Only when I became a mom that I got exposed to several baby books, books for young children and books for young adult, the choice was so many, it can get pretty overwhelming. Choosing what books to read to my young children, in particular, was a bit tricky. Kids in the age group 3-5 years old love to play a lot so getting them to settle down to read can be a bit of a challenge. You would need to choose a book that is easily understood at one glance, written in simple language, and has engaging pictures that captures their attention. In addition, this is usually the age that parents prepare the kids for school by helping them develop the habit of reading and learning while having fun altogether. Tricky, right?

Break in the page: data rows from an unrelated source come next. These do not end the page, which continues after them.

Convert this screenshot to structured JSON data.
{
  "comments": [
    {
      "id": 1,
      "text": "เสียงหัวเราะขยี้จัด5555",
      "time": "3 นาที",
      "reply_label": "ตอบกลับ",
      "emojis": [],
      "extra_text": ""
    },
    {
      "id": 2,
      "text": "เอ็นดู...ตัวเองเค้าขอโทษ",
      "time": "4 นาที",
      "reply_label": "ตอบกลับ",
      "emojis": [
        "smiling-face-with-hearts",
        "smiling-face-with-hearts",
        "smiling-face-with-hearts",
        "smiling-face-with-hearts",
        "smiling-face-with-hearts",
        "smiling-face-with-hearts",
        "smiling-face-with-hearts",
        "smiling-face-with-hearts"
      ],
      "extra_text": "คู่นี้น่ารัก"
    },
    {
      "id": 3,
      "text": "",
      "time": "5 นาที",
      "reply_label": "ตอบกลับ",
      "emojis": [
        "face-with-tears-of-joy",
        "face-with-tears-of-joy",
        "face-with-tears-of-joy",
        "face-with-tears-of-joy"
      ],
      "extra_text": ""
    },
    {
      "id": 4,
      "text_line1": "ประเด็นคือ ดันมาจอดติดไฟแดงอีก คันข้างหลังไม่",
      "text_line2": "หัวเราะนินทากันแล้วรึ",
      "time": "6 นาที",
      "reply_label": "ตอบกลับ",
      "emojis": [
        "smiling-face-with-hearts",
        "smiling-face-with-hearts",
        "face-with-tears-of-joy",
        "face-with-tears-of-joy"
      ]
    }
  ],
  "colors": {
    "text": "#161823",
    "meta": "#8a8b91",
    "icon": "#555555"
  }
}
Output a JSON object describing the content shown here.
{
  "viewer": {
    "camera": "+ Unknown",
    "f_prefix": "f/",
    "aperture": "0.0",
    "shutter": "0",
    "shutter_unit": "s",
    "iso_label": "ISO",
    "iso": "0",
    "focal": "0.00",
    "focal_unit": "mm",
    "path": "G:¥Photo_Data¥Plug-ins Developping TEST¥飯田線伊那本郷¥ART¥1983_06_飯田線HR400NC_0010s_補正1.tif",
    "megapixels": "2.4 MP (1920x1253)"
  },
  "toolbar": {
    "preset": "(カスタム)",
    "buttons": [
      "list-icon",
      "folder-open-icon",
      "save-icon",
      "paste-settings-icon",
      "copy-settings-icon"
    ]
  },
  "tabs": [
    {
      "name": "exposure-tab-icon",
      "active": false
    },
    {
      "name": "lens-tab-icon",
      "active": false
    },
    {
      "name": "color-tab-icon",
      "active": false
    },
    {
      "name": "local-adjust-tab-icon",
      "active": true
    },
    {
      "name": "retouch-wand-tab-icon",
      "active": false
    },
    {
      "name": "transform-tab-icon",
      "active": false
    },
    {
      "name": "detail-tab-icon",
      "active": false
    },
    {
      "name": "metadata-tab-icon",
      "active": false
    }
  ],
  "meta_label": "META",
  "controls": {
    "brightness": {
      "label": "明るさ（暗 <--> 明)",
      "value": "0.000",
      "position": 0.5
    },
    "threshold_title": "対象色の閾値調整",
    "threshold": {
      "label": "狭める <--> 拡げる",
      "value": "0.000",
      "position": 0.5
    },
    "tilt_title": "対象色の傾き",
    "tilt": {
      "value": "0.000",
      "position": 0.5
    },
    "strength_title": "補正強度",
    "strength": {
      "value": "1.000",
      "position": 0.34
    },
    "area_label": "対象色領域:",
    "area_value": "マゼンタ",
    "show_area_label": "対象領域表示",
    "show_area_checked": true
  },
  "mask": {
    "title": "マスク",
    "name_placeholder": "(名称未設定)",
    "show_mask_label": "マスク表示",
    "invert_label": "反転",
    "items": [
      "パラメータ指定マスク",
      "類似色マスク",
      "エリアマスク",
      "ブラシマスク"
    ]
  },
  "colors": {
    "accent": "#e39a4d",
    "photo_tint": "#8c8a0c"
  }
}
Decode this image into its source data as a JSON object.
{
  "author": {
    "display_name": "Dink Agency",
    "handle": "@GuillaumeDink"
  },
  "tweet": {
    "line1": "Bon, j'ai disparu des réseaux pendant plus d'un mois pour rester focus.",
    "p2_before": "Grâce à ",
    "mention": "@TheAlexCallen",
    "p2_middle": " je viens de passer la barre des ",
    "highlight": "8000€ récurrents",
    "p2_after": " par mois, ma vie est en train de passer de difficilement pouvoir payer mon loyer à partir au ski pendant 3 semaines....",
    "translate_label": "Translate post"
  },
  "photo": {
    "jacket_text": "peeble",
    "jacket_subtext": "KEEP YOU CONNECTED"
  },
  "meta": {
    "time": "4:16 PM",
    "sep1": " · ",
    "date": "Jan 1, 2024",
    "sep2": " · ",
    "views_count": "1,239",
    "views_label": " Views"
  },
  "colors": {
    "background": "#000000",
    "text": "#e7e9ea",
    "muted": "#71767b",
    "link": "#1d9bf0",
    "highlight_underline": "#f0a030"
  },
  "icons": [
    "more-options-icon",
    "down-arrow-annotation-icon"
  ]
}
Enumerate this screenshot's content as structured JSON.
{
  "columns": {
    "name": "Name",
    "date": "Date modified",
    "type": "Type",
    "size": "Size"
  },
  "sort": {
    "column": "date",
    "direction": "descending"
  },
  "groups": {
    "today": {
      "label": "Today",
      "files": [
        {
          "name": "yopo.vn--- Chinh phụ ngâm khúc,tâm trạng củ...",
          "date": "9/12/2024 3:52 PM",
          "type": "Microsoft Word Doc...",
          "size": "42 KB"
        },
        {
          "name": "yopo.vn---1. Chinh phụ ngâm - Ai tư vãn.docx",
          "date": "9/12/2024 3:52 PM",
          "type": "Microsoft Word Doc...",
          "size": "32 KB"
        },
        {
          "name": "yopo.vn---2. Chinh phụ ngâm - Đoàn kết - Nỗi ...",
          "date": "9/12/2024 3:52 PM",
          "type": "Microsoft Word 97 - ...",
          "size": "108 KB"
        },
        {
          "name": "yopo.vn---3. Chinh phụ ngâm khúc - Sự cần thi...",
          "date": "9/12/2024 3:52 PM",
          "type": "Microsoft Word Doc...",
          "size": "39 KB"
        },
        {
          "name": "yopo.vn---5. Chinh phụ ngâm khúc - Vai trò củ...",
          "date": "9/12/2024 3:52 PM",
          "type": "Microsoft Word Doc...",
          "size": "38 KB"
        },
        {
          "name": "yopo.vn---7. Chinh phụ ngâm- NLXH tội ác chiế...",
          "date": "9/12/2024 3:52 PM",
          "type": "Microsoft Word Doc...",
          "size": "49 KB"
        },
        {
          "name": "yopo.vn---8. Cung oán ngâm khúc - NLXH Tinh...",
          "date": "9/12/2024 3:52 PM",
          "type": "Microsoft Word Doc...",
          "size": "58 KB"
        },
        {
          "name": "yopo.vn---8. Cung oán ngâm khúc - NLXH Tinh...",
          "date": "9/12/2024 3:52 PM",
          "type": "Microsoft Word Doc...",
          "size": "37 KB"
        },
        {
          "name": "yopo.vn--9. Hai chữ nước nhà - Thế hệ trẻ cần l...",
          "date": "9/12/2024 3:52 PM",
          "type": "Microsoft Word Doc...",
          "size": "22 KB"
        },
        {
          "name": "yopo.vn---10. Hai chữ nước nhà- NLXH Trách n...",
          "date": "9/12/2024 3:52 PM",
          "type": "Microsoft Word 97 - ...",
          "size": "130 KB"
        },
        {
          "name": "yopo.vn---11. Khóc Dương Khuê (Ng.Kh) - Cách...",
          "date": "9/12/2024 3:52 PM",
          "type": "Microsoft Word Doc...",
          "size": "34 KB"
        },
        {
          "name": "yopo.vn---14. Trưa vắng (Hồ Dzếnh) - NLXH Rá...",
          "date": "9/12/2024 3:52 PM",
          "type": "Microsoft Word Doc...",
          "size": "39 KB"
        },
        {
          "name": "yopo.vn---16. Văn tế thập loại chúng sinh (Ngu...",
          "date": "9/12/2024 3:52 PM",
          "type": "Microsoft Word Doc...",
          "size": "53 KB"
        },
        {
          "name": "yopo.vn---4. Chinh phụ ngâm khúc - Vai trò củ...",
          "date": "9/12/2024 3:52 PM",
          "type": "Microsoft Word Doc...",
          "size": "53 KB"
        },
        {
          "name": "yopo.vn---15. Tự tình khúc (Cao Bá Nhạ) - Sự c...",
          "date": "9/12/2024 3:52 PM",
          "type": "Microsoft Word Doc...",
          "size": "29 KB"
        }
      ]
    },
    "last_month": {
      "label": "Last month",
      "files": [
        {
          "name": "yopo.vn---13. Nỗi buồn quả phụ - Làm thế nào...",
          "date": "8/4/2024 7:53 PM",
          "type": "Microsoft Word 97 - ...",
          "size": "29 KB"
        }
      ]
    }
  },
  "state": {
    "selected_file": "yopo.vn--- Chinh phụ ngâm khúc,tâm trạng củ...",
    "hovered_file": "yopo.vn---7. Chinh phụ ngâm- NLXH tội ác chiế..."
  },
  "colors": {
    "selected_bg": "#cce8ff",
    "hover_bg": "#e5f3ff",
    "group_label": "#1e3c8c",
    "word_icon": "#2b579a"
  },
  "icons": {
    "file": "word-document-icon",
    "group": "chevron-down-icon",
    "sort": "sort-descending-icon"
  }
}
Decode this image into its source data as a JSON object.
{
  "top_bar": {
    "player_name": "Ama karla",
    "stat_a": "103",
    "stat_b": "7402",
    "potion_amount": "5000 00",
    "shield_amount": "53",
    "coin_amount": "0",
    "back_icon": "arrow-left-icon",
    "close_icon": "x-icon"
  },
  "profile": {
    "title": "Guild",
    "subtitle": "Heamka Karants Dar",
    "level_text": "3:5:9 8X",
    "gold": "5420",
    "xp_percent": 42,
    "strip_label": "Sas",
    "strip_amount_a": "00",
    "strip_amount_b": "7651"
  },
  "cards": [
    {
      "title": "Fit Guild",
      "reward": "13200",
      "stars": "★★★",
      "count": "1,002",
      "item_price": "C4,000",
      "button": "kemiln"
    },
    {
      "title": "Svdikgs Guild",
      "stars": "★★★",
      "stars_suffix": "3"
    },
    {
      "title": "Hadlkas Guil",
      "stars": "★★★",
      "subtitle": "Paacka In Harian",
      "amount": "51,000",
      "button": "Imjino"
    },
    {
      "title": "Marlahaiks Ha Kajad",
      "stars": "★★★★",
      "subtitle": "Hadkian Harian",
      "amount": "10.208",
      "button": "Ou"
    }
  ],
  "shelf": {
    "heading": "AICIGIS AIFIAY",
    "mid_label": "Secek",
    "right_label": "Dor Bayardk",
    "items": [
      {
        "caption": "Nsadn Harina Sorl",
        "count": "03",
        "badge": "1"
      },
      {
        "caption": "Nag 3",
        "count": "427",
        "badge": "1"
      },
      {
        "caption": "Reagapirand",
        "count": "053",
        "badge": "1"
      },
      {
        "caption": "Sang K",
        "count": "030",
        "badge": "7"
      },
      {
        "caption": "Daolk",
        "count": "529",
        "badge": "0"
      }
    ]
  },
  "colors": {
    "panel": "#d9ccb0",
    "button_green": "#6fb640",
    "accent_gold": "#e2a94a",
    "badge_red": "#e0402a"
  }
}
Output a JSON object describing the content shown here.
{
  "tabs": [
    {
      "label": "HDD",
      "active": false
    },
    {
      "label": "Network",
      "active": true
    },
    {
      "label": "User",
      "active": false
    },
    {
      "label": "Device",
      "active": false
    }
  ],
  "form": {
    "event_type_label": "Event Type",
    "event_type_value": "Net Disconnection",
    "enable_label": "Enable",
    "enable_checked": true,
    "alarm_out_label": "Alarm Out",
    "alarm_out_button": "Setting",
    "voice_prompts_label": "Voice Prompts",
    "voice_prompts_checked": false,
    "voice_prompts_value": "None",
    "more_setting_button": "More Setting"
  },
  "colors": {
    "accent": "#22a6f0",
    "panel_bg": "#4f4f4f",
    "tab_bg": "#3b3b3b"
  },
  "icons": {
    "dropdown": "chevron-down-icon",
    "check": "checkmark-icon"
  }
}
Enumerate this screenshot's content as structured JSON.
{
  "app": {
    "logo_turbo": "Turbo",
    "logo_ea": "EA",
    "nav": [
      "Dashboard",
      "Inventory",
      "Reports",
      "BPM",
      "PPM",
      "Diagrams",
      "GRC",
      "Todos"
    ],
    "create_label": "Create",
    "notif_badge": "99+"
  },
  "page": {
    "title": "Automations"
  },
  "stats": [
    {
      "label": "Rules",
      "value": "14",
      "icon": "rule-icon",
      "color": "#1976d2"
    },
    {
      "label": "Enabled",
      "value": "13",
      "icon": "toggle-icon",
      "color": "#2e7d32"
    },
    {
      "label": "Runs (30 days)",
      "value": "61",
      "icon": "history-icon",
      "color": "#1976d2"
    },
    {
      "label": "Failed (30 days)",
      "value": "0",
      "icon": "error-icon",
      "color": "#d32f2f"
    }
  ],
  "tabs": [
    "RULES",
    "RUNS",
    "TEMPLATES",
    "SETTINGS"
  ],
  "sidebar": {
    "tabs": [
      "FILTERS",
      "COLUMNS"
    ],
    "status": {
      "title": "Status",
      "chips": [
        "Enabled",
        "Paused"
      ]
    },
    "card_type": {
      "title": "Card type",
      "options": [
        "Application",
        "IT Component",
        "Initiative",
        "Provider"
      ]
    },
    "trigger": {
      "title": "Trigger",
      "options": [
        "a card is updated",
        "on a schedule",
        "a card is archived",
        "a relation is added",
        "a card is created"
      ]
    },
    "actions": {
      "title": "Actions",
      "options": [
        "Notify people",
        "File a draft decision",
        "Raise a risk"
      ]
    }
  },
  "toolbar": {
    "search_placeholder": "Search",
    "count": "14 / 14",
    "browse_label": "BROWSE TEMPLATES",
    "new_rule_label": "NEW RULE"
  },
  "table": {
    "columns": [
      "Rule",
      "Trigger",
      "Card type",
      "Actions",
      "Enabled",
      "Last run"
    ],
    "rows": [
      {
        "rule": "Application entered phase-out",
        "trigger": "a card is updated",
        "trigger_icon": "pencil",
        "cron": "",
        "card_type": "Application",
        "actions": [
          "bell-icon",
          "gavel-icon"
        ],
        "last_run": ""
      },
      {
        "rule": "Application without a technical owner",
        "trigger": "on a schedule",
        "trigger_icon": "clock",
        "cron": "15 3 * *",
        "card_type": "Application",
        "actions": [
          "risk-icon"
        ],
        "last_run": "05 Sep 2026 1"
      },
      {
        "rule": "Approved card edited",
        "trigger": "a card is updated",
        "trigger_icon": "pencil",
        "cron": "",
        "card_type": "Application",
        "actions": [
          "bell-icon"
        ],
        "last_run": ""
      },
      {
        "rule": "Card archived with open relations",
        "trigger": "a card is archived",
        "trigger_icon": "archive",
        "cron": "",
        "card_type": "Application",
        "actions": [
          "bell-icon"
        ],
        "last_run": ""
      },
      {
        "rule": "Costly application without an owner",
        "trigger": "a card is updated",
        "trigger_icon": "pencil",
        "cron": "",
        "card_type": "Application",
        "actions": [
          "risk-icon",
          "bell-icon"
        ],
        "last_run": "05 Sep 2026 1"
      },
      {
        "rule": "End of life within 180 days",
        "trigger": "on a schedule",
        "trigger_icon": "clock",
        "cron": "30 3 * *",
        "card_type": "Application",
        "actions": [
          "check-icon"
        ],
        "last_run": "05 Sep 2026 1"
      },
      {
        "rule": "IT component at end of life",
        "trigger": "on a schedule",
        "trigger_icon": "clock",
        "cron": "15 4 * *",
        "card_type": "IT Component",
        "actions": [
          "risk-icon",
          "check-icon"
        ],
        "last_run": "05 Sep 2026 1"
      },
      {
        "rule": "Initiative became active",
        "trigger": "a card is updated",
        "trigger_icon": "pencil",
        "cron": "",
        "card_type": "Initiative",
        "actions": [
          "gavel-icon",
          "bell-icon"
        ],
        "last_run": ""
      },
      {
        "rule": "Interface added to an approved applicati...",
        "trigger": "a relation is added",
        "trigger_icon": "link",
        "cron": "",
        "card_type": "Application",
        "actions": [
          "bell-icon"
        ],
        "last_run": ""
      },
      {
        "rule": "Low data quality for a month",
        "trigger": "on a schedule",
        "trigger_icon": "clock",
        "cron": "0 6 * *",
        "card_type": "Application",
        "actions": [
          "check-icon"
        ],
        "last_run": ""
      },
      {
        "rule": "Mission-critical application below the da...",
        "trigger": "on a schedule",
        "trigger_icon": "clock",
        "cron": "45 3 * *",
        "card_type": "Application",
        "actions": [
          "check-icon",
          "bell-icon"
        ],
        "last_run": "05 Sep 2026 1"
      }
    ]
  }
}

Why “The Very Hungry Caterpillar” is Such an Awesome Book
I may not be an expert in child development, but if I were asked to choose only one book to read to young children, I’d say it’s the book, “The Very Hungry Caterpillar” by Eric Carle. When I took a workshop on “Writing Stories for Children” last year, this book was also highly recommended by my mentor, who is a prolific writer and a three-time winner of Palanca Awards.
I’ve listed down my top reasons why I personally recommend this book for young children:
1. The colors on the book are so vibrant and bold, you can already teach your child about colors by using this book alone.
2. Each page consists of one story line written in simple language. The rest of the page is occupied by colorful drawing thus, making it easy for young children to read and visualize what’s going on in the caterpillar’s short life as it is primarily a picture book.
3. The book consists of layers of teachable concepts – days of the week, metamorphosis of the caterpillar to a beautiful butterfly, different kinds of fruits and vegetables as well as, the concept of night time when the moon is up, and daytime when the sun is up.
4. You can use the book to teach the kids that eating helped turn the caterpillar to even more beautiful butterfly – something to motivate picky eaters to eat fruits and vegetables, and all variety of food. It also teaches about how eating too much can make one sick. Really, this book is also about moderation.
5. You can read this book to older children too while observing a caterpillar in the garden. You can further advance the learning on how butterflies help balance the environment and how these are perfect indicators of pollution level of air around us. This would teach them to love nature more, I believe.